Sie war etwa 22 Jahre alt, mittelgroß, wohlgeformt, hatte ein freundliches Gesicht mit
regelmäßigen Zügen, dunkelbraunen Augen, von starken Wimpern beschattet, feingeschnittene
Lippen und schöne Zähne. Ihre kleinen, zierlichen Hände konnten nie mit harter Arbeit
sich beschäftigt haben. Die Haare waren kurz am Kopf abgeschnitten, und was ebenfalls
auffallend erschien, ihre blendend weiße Haut konnte unmöglich längere Zeit bedeckt gewesen
sein mit den aus grober Leinwand und Wolle gefertigten, schmutzigen und zerrissenen
Kleidungsstücken, mit denen sie bekleidet gewesen war. Als man sie fand, war sie barfuß und
Schultern und Hals unbedeckt.

Nachdem ich lange zugewartet, meine allseitig eingezogenen Erkundigungen überall nur
dahin beantwortet waren, daß man keinen Aufschluß in der Sache geben könne, setzte ich mich
mit der Verwaltung des Irrenhauses in Kommunikation, wohin die Kranke hiernach verbracht
wurde.

Ich habe von ihr nichts mehr gehört, da ich zwei Jahre später Müllheim verließ.

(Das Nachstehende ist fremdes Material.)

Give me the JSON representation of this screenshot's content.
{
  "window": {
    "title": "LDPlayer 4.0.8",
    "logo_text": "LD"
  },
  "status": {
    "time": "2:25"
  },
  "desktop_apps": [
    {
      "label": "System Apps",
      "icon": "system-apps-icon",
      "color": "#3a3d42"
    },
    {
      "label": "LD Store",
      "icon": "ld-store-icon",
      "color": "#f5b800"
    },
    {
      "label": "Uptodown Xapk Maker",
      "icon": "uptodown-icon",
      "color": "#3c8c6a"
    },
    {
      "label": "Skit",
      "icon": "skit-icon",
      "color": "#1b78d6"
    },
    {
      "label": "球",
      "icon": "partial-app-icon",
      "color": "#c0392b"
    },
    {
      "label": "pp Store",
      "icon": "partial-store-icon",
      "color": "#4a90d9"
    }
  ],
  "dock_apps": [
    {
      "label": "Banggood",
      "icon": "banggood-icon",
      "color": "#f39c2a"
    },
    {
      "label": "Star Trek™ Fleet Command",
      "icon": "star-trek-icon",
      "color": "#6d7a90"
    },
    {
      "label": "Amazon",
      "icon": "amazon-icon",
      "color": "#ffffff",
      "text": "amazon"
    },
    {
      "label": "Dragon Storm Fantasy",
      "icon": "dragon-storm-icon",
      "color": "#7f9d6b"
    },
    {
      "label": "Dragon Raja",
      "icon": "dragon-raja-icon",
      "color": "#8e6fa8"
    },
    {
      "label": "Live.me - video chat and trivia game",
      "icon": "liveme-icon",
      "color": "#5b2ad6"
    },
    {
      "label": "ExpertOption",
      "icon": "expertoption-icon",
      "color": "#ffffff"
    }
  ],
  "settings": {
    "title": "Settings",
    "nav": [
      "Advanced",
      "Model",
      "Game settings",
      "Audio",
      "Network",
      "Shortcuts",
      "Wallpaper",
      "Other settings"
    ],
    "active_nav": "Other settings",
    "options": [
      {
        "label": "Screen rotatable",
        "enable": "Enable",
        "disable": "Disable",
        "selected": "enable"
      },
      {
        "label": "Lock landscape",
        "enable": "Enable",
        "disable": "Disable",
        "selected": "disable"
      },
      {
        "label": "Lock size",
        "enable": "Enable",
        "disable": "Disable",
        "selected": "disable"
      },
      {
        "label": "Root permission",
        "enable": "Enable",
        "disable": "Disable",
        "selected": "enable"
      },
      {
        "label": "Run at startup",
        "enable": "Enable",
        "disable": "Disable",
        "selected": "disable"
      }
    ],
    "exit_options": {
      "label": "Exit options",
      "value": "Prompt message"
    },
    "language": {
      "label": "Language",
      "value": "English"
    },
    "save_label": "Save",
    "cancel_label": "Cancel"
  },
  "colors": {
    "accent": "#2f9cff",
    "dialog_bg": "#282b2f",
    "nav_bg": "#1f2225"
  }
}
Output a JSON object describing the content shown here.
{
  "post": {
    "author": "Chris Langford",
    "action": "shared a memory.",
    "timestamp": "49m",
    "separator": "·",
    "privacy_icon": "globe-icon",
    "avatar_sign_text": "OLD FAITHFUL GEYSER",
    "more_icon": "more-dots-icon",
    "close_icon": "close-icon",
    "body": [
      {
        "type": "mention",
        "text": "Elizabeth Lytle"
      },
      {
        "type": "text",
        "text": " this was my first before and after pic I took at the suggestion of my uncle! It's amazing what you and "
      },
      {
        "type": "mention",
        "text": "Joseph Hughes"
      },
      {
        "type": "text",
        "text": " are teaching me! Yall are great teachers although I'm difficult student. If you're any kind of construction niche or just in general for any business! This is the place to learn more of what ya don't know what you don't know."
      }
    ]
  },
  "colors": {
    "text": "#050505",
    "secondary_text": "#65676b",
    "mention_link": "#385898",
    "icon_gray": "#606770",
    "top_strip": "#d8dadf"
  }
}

Daß hier ein beabsichtigter Mord vorlag, kann kaum in Zweifel gezogen werden, aber
auffallend bleibt es. daß - Sophie die Gefundene - wie sie in den Akten genannt wurde, nirgends
vermißt ward. Kam sie vielleicht aus einem französischen Nonnenkloster - wie ein solches z.B.
in Ottmarsheim in der Nähe des Rheins sich damals befand, was auch ihr kurz abgeschnittenes
Haar vermuten ließ - oder war sie ihrer Familie zur Last gewesen und nach langer heimlicher
Gefangenschaft dem Tode überliefert worden, indem man sie gebunden auf der Kiesbank
aussetzte, wo sie in kurzer Zeit von dem überströmenden Wasser überflutet, rheinabwärts. weit
von dem Schauplatze des Verbrechens, getrieben werden mußte?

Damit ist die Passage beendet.